5 Compelling Reasons Why eLearning & SaaS are Surging in the Downturn

Let’s start by throwing some figures out there:

Global industry analysts report the eLearning industry is growing at between 15-30% per annum globally, and is expected to surpass US$52 billion dollars by 2010. Even under the current economic climate while training budgets are being cut, a Feb 2009 report by TowardsMaturity.org indicates that 64% of 225 respondents believe the % of overall training budget allocated to e-learning will increase over the next 2 years, while over 30% believed it would remain the same.

A recent survey by IDC reports that in 2009 the Software-as-a-Service (SaaS) industry will grow by 40.5% over 2008’s figures. By the end of 2009, 76% of all U.S. organisations will use at least one SaaS-delivered application. The % of U.S. firms which plan to spend at least 25% of their IT budgets on SaaS applications will increase from 23% in 2008, to nearly 45% in 2010.

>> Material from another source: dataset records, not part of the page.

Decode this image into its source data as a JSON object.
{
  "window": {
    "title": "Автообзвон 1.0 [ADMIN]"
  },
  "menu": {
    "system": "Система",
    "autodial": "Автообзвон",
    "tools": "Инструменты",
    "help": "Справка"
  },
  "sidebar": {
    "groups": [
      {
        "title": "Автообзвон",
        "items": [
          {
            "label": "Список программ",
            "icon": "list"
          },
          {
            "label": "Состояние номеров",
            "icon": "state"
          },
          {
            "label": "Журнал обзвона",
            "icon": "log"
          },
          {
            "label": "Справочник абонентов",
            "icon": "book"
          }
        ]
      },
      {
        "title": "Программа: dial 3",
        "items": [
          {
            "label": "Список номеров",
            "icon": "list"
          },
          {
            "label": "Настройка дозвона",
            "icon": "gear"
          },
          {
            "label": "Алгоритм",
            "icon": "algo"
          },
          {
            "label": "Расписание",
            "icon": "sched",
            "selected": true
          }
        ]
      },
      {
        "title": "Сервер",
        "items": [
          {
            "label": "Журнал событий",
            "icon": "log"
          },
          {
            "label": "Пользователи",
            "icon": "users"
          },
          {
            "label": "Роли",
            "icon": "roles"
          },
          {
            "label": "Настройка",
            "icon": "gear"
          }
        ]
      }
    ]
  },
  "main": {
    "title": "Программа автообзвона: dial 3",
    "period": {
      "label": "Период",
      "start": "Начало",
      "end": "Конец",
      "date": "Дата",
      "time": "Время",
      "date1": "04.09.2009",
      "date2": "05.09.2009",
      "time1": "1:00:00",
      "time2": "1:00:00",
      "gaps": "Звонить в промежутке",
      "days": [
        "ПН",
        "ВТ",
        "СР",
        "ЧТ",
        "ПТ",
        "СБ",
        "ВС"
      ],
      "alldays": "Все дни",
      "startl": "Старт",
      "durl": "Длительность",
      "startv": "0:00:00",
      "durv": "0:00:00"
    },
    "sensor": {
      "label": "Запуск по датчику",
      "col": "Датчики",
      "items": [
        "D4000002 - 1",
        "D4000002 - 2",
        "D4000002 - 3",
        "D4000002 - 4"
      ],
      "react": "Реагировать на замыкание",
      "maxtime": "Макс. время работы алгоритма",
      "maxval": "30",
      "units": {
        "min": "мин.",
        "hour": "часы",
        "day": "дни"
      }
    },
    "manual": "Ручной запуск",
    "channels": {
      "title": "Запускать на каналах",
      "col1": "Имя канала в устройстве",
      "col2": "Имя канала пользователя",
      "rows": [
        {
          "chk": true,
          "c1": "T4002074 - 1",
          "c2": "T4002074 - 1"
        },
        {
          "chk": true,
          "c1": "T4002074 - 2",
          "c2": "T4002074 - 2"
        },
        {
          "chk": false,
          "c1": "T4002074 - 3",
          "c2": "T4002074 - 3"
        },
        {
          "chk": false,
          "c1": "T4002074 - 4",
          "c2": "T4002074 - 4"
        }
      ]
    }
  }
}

Why are eLearning and SaaS doing so well?

Well, a bi-product of both is they generally result in money savings. Whether it be through reducing travel and classroom-based training costs or by offering fully hosted systems that charge on a usage basis, the adoption of either can also reduce staffing requirements and IT costs.

But more than that, I want to draw attention to the real benefits of SaaS for the end user, as we see it here at Litmos (which is a SaaS-based eLearning product):

  1. Basically, it just works. You sign up and your system just works, you can get started ASAP
  2. Your data is secure and accessible from anywhere in the world, you do not need to worry about creating backups
  3. You do not pay for upgrades yet still have access to the cutting edge technology. This means that 5 years down the track you’re not stuck with an aging system
  4. A monthly fee means no capex to get started; training becomes a totally operational expense
  5. No IT department needed, yet you are fully supported 24/7

When you look at all these benefits, is it really any wonder that in a down-market these industries are rapidly surging ahead?